Because of the FES and Golden updates to the two previous Persona games, Royal seemed inevitable. Maybe, subconsciously, that’s why I never gave Persona 5 the time and effort it deserved.

Now, having played about 40~ hours of Royal, I’m glad it took me this long to play. Even with the limited experience I have with the original game, this is clearly the version to play and I’m having an absolute blast with it so far. It’s not perfect, I still have camera issues every now and then for example, but Persona 5 Royal has a level of depth, style, and fun that only comes around once or twice per console generation.

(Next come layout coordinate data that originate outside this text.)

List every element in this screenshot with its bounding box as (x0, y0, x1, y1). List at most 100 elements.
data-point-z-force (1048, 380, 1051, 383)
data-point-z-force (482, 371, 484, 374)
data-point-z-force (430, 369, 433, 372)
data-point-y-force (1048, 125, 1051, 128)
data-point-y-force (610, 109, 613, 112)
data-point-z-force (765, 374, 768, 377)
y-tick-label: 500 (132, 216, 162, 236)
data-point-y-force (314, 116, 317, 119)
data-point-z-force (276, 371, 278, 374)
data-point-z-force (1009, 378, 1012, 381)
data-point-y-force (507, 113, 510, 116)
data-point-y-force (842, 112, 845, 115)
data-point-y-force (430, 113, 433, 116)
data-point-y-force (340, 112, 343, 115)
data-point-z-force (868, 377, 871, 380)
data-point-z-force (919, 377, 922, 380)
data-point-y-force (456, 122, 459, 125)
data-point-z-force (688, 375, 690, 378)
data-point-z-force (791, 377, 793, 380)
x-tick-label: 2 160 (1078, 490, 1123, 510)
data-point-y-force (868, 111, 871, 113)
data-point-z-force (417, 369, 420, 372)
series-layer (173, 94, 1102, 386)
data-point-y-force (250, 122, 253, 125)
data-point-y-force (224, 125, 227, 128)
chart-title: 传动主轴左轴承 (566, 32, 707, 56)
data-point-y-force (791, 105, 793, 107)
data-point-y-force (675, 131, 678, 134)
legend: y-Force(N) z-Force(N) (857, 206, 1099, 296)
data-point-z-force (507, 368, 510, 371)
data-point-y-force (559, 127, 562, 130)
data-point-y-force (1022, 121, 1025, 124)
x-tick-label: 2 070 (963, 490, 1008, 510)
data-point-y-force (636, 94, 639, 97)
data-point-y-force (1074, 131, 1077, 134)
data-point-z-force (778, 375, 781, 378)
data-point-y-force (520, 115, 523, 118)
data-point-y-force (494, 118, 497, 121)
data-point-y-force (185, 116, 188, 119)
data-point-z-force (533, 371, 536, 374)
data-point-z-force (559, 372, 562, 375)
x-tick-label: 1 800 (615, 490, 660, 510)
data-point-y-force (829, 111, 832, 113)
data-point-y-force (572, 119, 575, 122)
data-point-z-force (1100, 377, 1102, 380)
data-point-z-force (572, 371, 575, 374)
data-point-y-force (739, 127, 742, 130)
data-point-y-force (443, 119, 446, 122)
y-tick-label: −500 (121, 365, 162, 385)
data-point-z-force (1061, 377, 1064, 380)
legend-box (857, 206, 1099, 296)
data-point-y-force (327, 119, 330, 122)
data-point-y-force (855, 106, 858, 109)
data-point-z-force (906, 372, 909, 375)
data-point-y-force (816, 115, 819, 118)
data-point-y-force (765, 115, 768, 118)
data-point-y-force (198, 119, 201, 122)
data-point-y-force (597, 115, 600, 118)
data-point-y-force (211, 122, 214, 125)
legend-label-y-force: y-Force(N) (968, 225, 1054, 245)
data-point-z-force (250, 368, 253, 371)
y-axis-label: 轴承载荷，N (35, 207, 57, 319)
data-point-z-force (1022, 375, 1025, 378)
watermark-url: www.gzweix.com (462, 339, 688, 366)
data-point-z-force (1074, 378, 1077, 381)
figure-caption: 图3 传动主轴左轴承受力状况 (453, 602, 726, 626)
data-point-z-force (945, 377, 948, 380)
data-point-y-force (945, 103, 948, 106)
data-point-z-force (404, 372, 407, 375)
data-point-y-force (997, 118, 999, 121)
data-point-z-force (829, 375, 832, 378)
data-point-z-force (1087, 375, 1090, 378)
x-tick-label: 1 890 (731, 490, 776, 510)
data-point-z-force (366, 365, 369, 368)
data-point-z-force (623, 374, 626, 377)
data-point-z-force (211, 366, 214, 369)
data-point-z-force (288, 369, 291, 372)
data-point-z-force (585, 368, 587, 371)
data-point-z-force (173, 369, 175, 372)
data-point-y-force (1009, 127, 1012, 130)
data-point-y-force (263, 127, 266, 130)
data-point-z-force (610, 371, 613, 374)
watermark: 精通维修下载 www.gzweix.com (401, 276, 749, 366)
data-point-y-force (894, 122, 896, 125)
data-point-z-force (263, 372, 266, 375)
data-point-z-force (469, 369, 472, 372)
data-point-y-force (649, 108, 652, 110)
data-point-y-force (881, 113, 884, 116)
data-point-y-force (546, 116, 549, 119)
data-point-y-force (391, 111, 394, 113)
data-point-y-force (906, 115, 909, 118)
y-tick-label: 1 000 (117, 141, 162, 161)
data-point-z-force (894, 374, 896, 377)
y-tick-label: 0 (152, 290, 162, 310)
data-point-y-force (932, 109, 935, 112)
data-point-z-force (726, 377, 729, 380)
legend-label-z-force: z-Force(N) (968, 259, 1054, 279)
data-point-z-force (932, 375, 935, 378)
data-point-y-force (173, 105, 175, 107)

Note that the linked review does include some spoilers. If you’ve never played Persona 5 and are thinking about giving it a shot, proceed with caution.

Final Fantasy VII Remake redefines the concept

Cloud, Tifa, and Barret from Final Fantasy VII Remake

Bradly Shankar for MobileSyrup:

Even when it was eventually confirmed to be in development, Final Fantasy VII Remake appeared to be woefully mismanaged, with key members of the original development team initially working with a lesser-known external studio.

What followed was two-and-a-half years of silence between first gameplay trailer and subsequent re-reveal, which certainly didn’t quell any fears.

A solid review, and one that echos many of my own thoughts about the game, like the revised ending. The one we got in the Remake felt like the team capitalizing on a unique opportunity to weave together the various stories told in the years since the original (Crisis Core, Advent Children, etc). All things considered, I think they did a great job.

One thing I found interesting about the development of FFVIIR was how similar it seemed to Sony and Insomniac’s Spider-Man game from 2018.

The game was announced, gameplay was revealed, and things went quiet until close to release. While most people — myself included — assumed the worst, the end product spoke for itself in both cases and were resounding critical and commercial successes.

Post-game thoughts on Final Fantasy VII Remake

Post-game thoughts on Final Fantasy VII Remake

I took the time to finish up the game yesterday and was really happy with it overall. Without spoiling anything, the ending wasn’t quite what I expected, having played the original many times, but I understand the reason(s) for the changes.

Visually, the game was stunning, particularly the pre-rendered scenes. In terms of scale, Midgar felt huge. Looking up at the plates from the slums, or climbing topside, it was pretty surreal. The soundtrack was perfect and the combat, once I got a handle on it, was smooth and incredibly satisfying.

I’m hopeful it won’t be long before we at least hear about the second chapter, maybe even get some visuals to tide us over. With the engine already built and (presumably) most of the story done, it can be that far off, can it?